A Note on Scrolljacking

We are scrollers.

The average person scrolls the height of a 7-floor building each day on their phone. Add the scrolling we do on our computer at work—through emails, messages, spreadsheets, articles, etc.—and it’s a wonder we have time for anything else. In fact, I bet you’re scrolling right now.

There are several ways to scroll a webpage, but they all work pretty much the same way. Whether you’re tickling a trackpad, manipulating a mousewheel, or smearing your finger up a rectangle of glass—you know what to expect:

  • Scrolling a little moves the page a little.
  • Scrolling a lot moves the page a lot.
  • Scrolling slowly moves the page slowly.
  • Scrolling quickly moves the page quickly.

Simple expectations that get reinforced with each new site we visit.

However, it’s possible (with javascript) to decouple the act of scrolling from directly manipulating the page up and down, and reuse it for something else. This practice of hijacking the scroll is often portmanteau-ed as “scrolljacking”. Instead of moving the page normally, scrolling could be used for any number of other effects:

  • fading elements in and out
  • moving elements across the screen
  • automatically jumping to predefined sections of the page
  • etc.

As museums and other story-centric organizations seek to make their websites more “immersive” or “experiential”, the temptation to scrolljack is real. It’s an easy way to create something that feels fancy and delightful on the surface. A fun departure from the norm. But there are deeper tradeoffs that must be considered.

On a scrolljacked page, users are forced to adjust their expectations for how the page works—and the first emotional threshold they step through is confusion. I only scrolled a little. Why did the page jump so far? Experimentation is necessary to try to understand the scrolljacked page’s physics.

Try it with me. Visit this scrolljacked homepage. Can you master scrolling it, so that it does exactly what you want it to do at all times?

If you’re using a phone or other touch device, notice what happens when you start to drag your finger. Nothing! Even though the page should be moving with your finger. It only moves once you release your finger from the device.

If you’re using a mouse, can you quickly move through the page? Were you ready for all of the content to change completely even though you scrolled just a little?

I use a trackpad on my laptop.

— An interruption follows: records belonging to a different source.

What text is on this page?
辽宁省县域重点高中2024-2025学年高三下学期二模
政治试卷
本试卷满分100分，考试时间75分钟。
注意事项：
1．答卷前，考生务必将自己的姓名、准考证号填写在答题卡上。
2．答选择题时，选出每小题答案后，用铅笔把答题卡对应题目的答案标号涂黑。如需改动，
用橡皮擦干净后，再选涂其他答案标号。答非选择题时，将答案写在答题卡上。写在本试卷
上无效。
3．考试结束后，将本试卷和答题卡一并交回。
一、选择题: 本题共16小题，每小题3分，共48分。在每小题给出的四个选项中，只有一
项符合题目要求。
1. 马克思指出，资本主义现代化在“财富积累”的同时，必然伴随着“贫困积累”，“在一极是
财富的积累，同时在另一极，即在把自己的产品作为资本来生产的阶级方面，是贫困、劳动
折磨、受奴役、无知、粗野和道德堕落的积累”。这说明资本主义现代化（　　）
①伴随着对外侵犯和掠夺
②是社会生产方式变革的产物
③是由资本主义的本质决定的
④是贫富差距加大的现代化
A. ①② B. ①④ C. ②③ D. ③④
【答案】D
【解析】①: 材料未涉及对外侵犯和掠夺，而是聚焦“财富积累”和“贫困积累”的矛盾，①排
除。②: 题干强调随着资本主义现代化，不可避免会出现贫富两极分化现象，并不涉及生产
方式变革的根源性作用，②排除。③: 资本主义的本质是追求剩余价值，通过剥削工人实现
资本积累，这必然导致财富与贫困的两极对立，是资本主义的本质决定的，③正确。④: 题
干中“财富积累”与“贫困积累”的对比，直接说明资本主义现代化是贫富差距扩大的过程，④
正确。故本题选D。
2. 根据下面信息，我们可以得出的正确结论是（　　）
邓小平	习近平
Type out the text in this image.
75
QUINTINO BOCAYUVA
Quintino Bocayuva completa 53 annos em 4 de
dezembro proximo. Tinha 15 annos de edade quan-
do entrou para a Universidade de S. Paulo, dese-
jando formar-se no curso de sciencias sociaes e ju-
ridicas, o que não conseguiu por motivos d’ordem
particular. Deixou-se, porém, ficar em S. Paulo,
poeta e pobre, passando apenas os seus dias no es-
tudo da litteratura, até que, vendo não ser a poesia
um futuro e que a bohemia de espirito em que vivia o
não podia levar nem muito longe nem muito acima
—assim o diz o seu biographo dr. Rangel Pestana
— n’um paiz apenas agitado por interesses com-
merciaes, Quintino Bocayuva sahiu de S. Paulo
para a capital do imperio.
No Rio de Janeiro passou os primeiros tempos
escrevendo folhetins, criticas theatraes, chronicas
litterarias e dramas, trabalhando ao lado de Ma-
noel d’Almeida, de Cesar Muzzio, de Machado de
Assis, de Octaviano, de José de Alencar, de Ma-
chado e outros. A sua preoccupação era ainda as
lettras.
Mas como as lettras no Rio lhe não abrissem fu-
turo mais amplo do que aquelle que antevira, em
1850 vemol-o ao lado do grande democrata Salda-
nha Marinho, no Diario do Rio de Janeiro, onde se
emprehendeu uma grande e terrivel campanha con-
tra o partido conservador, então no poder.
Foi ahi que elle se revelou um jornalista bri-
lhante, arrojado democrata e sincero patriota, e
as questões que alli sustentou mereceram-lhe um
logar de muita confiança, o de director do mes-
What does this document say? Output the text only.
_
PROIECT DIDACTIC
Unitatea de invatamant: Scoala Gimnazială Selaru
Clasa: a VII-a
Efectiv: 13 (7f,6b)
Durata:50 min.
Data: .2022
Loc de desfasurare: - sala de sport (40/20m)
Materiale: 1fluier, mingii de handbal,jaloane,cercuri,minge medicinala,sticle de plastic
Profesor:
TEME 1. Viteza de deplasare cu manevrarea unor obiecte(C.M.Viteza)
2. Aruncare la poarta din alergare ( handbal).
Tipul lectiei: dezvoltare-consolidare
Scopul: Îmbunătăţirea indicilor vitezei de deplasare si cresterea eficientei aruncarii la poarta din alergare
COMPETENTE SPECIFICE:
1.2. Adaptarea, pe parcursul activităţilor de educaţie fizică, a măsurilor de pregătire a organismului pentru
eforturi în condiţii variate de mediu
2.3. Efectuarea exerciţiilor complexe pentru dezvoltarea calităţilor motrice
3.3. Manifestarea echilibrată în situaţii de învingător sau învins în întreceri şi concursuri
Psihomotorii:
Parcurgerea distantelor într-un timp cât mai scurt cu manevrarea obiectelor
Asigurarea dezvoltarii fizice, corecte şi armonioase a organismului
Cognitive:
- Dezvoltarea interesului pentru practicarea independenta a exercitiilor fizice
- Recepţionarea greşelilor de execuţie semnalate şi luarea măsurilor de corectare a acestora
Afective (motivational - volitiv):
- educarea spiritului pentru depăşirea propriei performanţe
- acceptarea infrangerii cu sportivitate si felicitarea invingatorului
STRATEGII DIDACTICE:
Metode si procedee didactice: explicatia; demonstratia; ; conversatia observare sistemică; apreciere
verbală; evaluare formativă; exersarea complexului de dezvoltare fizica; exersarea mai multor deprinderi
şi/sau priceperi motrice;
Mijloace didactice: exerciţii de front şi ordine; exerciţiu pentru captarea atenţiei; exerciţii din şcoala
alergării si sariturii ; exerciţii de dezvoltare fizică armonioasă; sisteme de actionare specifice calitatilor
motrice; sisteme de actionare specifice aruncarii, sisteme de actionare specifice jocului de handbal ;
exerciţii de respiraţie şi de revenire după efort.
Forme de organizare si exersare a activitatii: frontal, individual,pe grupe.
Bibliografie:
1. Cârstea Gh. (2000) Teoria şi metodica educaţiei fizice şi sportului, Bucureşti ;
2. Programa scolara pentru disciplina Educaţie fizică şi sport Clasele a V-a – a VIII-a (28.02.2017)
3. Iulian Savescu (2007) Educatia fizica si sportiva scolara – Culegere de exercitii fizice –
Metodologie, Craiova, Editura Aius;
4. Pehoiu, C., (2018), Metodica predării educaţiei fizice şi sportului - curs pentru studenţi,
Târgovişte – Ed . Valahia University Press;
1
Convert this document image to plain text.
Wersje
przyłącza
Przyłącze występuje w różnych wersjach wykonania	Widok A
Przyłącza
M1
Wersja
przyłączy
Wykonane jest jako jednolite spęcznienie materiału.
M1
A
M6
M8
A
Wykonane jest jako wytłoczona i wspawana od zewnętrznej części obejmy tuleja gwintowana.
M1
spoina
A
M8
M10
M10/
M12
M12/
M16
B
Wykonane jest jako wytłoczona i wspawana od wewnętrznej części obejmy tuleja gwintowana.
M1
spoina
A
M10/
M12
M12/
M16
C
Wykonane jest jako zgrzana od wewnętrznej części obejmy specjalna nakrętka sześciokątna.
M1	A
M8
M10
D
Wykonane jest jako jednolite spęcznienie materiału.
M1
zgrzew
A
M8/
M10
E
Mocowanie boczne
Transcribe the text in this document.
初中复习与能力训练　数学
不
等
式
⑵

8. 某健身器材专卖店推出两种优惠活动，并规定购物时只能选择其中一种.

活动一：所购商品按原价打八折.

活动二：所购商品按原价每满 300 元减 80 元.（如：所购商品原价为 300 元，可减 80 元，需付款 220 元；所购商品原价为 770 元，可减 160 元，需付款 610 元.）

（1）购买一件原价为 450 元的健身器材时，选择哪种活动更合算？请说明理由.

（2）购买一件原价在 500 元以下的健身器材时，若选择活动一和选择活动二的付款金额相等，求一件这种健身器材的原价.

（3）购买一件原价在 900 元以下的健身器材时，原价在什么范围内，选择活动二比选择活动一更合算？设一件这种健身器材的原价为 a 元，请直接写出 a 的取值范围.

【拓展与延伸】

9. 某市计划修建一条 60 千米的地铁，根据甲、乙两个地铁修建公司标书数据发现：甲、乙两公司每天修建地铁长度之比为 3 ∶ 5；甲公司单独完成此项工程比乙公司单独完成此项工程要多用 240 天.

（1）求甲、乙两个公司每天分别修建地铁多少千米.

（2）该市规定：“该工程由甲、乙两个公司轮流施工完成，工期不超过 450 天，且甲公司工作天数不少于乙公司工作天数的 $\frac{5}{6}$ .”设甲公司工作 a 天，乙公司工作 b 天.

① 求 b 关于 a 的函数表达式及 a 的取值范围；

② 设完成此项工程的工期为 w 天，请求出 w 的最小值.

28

Let me walk you through my experience:

  • The site loads.
    Nice typography—let’s see what the rest of the site is about.
  • I scroll down.
    Woah, the whole page moved. Looks like they’re scrolljacking. No worries, I’m pretty sure scrolling down will just advance to the next section. Simple enough.
  • I scroll down.
    Nothing happened. Maybe I didn’t scroll far enough?
  • I scroll down a lot.
    There we go, that moved it to the next section.

Now the real question: How much have you engaged with the content at this point? I realized I hadn’t read anything at all yet, and tried to go back to the top to start over. However, moving back up the page had its own unique mechanics to discover.

Tedious, right? It’s almost like an invisible barrier preventing engagement with the content.

Imagine if a museum suddenly prohibiting walking around freely—and instead, visitors had to clamber into little trains that whizzed around through galleries and exhibits without stopping. Some visitors would love the experience. Trains are fun! But will they have experienced the museum, or learned anything new? Likely not.

At the end of the day, a website is just a vehicle for the content it serves. As creators of digital experiences, we have to ask ourselves—are we placing train tracks instead of building open spaces? Are we emphasizing technique over content? How else are we scrolljacking our visitors’ experiences—metaphorically or otherwise?